The idea behind the break from touring was to gear up for the release of two EPs in 2012. Momentum being what it is, however, the Toadies decided it was better to make another full-length album instead. The band expects to release it on Kirtland in August. Vogeler gives a preview:

“We’ve got a song called ‘Summer of the Strange,’ and that’s gonna be the first single. Its closest musical relative would probably be ‘Away’ from Rubberneck; it has a similar vibe to that song—a lot of that guitar weirdness going on, a lot of feedback, a really fast part, slow parts. There’s a song called ‘Rattler’s Revival,’ where we have Black Joe Lewis & the Honeybears’ horn section on that track. It’s got a strange, preacher vibe to the vocals and big, ballsy horns with Todd wailin’ [on guitar] over the top of them.”

Vogeler says “Rattler’s Revival” is a new “song texture” for the Toadies, but not so much an evolution. “We’re all growin’ up and growin’ older, certainly.

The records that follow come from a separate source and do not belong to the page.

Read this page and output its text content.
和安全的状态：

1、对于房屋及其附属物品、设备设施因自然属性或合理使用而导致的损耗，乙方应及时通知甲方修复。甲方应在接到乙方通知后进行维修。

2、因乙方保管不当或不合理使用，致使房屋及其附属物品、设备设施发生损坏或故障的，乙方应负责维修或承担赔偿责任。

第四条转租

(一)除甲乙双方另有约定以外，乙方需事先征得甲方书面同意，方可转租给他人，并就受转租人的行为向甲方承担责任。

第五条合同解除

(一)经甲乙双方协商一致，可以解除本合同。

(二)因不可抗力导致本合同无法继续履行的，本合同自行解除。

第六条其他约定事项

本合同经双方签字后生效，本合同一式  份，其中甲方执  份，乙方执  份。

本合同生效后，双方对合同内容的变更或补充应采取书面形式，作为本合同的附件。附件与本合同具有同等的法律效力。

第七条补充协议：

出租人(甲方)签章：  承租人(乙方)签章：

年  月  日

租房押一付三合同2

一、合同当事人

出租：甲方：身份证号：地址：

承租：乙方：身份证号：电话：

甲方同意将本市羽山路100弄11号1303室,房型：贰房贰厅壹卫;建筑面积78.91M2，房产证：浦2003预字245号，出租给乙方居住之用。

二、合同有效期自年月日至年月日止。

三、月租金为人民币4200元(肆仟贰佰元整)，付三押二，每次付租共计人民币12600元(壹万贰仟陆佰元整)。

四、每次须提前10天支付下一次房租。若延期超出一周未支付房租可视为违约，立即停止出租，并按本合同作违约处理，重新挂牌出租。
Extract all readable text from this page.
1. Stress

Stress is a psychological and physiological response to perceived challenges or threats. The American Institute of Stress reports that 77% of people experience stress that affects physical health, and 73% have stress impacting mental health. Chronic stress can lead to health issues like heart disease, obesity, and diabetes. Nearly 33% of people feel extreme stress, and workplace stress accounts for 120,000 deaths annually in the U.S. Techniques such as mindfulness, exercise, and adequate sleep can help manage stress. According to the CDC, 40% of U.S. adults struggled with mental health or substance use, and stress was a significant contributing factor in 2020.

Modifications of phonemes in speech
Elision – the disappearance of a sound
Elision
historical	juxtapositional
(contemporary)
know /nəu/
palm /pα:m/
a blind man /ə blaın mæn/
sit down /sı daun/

Lyrically, Todd’s pretty good about writing about whatever’s goin’ on in his life, and clearly we’ve had lots of stuff happen in the last few years.”

Rather than dwell on the past, the Toadies prefer to look ahead. April 7, the day of our interview, is the first day of the band’s tour with Social Distortion. “We’ll tour the Northwest and Canada with them, including two shows in Salt Lake City,” Vogeler says. “Then we’ve got a tour coming up with Helmet later in the year. So today’s the first day of a real long, busy season for us.” 

TOADIES
w/ Social Distortion, Lindi Ortega
The Depot
400 W. South Temple
Friday, May 11 (sold out); Saturday, May 12 (all ages); 8 p.m.